Morgan smiled grimly. “Tell me about it.”
Movement and light caught Morgan’s attention, and he peered out over the ocean waves. There was the tiniest flicker on the horizon, a single pixel blinking on and off, and then one or two more. He heard Eliah’s breath hitch, and she leaned forward with a relieved smile, whispering something Morgan couldn’t hear. “The vakas,” she said aloud, nodding toward the horizon.
“I see them,” he replied, watching the half-dozen lights bobbing on the horizon.
Her face was bright and happy as she sat there, her eyes locked on the tiny specks of light. Morgan lay back on the sand and listened to the waves, holding on to this moment of serenity before he began the next leg of his journey.
39
Holding her breath, Gina walked as calmly as she could through the gates, concentrating on remaining a few steps behind Kyrri so she wouldn’t rush and draw more attention to them. There were four guards posted, one at each corner of the massive stone arch that read “Calephais.” The city felt ancient, established, but Gina could notice no signs of wear
on the arch, or on the streets, whose cobblestones looked polished and new. The same couldn’t be said of the guards, whose armor was scratched and worn, the leather latchings rubbed and fraying. She sped her walk a bit as she passed the last guards and exhaled, trotting up to walk beside the Cat.
“Maybe we should tell the guards what happened,” whispered Gina, but not changing her pace. Even after spending her life as a supposed authority figure herself, her instincts made it pretty clear that she wanted out of the city, not embroiled in their local police force procedures.
“We don’t know who those men were, and Maestra Crow made fire by snapping her fingers,” reasoned Kyrri. “The only friend we had is dead. I think we should go, Dreamer, and stay gone. Hopefully the next town will be nicer.”
“Yeah.” The hooded man’s eyes flashed in her memory again, wide in surprise and pain, losing their glow of hatred and life. All the blood.
“I am so hungry,” remarked Kyrri, bounding a few leaps forward and holding his stomach for emphasis before rejoining her pace.
“There’s some beef tins left in the bag,” said Gina, pulling it off her shoulder.
“Nah,” he replied, but looked hungrily up at the bag as she shouldered it higher. “Let’s wait until we get a little farther away, at least.” His whiskers drooped.
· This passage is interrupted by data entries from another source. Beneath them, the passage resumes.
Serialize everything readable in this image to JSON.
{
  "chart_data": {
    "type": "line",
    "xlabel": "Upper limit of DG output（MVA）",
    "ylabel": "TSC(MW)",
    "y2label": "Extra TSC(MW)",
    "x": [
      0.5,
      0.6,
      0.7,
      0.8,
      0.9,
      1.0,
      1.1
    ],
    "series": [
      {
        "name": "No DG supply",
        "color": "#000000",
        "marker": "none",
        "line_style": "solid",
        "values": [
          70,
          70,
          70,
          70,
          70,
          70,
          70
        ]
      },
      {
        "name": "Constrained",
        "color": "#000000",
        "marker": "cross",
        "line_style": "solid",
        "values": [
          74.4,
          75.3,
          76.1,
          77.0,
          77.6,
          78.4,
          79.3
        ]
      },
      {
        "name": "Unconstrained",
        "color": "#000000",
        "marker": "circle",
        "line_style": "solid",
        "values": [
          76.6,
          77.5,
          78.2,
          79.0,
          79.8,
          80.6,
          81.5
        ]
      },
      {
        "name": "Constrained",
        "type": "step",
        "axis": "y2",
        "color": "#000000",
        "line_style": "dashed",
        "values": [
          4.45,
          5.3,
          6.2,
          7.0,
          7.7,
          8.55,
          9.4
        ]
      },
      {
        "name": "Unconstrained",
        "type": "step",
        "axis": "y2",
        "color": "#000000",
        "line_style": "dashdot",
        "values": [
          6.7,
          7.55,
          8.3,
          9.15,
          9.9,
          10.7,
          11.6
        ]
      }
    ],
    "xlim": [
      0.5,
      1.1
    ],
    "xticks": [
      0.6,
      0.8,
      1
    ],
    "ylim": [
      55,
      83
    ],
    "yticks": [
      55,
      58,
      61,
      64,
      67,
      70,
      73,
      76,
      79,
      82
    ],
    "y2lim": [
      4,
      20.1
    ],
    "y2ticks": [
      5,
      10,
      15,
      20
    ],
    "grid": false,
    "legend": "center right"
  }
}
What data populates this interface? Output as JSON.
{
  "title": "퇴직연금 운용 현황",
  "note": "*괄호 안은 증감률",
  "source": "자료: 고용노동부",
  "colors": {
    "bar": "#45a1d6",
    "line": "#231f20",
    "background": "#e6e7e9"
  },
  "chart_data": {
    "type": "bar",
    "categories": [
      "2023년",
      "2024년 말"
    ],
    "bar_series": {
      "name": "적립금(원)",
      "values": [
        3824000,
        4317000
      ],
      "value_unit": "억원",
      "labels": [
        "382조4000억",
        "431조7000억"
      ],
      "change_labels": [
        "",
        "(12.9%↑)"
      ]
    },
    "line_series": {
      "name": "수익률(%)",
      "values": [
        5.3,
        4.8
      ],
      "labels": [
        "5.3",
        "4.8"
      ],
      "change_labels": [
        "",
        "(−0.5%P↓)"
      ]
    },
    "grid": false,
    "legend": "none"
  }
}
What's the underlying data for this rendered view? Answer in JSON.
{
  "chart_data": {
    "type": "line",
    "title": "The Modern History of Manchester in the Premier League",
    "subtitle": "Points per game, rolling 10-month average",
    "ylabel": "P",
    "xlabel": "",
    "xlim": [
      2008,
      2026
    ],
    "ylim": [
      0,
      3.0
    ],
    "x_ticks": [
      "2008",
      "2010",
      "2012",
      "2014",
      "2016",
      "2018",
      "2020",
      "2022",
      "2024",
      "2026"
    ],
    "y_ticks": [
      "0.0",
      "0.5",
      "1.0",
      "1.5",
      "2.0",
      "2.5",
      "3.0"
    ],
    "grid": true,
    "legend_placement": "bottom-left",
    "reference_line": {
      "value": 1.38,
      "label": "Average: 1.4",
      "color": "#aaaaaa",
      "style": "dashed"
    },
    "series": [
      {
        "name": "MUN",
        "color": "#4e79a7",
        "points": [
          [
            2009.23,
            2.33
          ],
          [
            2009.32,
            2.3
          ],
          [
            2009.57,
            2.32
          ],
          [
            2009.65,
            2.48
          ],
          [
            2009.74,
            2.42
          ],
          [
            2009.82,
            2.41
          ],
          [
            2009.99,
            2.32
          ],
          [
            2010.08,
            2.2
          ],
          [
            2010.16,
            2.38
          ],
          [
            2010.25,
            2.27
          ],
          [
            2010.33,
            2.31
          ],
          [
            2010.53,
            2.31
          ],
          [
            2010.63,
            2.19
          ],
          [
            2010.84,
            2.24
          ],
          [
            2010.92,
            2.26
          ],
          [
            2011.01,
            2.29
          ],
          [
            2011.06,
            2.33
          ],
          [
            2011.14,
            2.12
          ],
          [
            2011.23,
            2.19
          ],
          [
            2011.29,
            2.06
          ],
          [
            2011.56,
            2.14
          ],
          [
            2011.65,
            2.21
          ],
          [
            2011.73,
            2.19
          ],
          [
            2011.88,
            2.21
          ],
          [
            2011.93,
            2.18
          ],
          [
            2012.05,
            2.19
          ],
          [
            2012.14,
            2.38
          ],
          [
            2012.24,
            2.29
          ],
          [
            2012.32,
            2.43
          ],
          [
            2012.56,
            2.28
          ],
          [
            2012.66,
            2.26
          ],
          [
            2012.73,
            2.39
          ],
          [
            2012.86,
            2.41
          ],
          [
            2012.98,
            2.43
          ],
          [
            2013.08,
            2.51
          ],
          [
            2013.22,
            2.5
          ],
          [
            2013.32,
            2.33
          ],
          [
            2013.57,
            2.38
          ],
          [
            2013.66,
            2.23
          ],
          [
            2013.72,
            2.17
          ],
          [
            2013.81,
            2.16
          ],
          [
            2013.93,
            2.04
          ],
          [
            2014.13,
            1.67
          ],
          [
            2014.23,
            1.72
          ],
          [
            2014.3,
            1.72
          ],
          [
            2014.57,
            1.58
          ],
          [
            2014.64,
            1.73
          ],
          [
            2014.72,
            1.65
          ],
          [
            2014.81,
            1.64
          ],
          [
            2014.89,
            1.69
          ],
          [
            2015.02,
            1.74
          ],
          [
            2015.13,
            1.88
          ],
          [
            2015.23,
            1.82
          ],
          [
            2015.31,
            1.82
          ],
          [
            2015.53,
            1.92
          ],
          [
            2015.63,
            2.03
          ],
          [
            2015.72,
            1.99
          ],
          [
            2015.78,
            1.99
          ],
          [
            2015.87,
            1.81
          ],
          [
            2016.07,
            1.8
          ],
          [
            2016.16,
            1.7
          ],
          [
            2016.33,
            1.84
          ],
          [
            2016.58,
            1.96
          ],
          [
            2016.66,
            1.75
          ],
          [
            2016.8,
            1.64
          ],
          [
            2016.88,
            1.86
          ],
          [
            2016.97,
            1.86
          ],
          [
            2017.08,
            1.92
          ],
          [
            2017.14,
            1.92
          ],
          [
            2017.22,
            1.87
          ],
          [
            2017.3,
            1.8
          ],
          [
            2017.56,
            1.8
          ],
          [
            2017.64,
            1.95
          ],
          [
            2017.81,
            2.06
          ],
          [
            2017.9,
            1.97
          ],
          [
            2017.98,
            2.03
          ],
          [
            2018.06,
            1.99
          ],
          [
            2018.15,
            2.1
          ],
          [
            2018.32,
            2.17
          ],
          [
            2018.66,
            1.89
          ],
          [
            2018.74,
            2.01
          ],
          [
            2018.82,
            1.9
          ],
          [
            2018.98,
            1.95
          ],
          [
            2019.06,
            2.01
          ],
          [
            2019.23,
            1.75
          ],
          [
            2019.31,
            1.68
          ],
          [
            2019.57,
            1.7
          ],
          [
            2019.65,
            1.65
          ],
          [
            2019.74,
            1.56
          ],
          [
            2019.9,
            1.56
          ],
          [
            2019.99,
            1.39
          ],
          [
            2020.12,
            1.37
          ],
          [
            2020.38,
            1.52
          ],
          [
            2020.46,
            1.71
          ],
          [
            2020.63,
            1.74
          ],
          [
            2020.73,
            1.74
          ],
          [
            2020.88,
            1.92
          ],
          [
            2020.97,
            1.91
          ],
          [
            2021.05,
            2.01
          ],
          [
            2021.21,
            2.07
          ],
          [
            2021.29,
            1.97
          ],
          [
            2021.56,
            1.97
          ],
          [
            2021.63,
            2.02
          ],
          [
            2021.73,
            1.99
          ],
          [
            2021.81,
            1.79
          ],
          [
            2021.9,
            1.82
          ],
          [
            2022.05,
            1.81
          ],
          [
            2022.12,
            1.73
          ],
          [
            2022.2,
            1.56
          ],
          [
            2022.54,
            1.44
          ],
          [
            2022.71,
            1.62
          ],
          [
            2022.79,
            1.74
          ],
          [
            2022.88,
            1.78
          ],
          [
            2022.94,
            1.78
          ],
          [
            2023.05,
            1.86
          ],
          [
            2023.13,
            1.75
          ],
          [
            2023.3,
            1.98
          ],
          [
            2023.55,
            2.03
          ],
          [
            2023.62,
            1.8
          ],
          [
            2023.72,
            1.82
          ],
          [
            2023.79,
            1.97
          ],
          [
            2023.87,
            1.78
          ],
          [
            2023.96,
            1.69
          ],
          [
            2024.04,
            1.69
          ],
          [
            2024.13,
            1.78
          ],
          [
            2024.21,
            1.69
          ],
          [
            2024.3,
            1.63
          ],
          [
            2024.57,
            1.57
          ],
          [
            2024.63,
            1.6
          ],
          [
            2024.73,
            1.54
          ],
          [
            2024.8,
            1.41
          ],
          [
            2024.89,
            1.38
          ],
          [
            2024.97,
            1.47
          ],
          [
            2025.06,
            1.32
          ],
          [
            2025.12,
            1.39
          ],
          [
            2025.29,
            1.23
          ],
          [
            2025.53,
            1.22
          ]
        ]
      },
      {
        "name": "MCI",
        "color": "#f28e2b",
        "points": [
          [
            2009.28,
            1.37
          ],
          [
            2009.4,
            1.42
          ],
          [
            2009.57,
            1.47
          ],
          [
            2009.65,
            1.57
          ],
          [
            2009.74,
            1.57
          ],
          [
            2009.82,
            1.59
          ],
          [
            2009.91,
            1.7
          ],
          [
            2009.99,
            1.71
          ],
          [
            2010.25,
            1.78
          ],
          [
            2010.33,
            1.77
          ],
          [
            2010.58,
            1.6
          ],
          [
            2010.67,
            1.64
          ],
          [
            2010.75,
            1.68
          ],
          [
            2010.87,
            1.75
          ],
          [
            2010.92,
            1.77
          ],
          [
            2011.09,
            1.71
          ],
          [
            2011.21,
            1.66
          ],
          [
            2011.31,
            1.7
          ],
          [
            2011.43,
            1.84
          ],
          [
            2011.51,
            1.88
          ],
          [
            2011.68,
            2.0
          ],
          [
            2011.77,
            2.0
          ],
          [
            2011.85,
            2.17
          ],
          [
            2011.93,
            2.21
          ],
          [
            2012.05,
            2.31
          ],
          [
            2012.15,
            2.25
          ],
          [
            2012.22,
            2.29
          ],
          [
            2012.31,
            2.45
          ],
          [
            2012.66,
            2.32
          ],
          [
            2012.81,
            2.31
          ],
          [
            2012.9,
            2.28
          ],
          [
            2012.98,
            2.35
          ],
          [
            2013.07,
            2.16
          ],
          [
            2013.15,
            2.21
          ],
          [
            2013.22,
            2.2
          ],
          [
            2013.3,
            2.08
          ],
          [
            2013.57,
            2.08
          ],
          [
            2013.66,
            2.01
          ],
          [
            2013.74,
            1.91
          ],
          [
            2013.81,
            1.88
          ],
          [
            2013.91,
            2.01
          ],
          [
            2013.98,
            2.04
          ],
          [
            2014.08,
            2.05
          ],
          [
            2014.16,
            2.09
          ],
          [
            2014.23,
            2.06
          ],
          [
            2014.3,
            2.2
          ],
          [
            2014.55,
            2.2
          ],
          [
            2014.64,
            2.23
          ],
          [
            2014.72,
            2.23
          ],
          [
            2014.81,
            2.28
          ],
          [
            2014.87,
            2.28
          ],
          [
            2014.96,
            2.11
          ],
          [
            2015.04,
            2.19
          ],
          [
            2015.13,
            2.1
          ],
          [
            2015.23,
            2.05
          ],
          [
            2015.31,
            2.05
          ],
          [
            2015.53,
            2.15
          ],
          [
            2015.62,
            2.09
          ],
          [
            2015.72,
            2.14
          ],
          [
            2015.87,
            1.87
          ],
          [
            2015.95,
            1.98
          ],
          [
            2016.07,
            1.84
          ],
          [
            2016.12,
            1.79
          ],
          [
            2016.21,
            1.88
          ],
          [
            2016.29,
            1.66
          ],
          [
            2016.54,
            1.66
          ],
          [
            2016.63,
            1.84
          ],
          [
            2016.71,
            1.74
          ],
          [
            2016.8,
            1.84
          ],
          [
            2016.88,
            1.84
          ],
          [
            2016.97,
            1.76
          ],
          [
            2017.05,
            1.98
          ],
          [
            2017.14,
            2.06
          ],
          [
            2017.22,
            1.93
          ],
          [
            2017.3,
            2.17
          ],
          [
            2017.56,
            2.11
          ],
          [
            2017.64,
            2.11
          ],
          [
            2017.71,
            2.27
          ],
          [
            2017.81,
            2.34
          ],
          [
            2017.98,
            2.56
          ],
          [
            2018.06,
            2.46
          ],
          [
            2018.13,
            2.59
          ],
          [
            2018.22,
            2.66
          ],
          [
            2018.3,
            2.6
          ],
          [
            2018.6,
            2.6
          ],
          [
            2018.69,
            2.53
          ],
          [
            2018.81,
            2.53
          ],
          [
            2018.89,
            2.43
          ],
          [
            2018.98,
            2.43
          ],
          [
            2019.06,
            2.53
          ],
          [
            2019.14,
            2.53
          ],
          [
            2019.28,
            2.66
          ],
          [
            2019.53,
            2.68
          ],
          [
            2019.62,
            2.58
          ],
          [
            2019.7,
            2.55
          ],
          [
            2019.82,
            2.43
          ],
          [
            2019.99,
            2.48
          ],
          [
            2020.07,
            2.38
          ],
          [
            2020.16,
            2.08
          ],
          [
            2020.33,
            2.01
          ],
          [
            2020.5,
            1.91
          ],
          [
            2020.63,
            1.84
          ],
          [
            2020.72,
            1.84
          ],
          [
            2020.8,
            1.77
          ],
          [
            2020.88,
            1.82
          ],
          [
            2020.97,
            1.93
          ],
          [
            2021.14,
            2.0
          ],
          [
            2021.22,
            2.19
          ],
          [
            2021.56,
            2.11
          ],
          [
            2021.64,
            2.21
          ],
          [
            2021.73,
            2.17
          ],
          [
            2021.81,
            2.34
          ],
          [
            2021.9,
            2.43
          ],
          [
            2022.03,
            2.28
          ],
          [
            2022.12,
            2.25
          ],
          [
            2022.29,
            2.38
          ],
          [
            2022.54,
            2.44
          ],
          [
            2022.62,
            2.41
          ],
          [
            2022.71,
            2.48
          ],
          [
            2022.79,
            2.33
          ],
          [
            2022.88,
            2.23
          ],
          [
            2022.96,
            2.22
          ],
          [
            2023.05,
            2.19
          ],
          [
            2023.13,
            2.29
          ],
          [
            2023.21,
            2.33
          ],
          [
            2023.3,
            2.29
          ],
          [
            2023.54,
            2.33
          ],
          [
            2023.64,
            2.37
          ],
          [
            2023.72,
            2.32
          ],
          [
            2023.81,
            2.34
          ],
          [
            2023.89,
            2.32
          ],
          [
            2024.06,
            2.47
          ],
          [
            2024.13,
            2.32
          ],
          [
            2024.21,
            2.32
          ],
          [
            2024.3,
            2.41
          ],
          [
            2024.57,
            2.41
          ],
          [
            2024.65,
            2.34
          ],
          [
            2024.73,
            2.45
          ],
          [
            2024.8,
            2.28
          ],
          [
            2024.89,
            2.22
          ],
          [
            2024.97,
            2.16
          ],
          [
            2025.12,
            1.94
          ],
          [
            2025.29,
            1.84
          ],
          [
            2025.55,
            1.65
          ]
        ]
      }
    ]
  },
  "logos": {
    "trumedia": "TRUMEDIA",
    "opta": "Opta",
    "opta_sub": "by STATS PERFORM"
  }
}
“Missing Ulthar yet?” ribbed Gina gently, remembering the constant offerings of food and ale the locals lavished upon him.
“Hunger is part of the adventure,” he sighed sadly, his stomach rumbling loudly behind his words. “I just don’t like this part as much as some of the others.”
They continued down the forested road, the trees pressing thickly in around them. Thankfully, the path was wide and seemed well-traveled, but even so, Gina was having a hard time making out her surroundings. The sun was now fully set and the trees were black shadows silhouetted against the slightly-less-black sky. “Kyrri, my eyes aren’t as good as yours in the dark,” she reminded him, stumbling forward off a rock she hadn’t been able to see.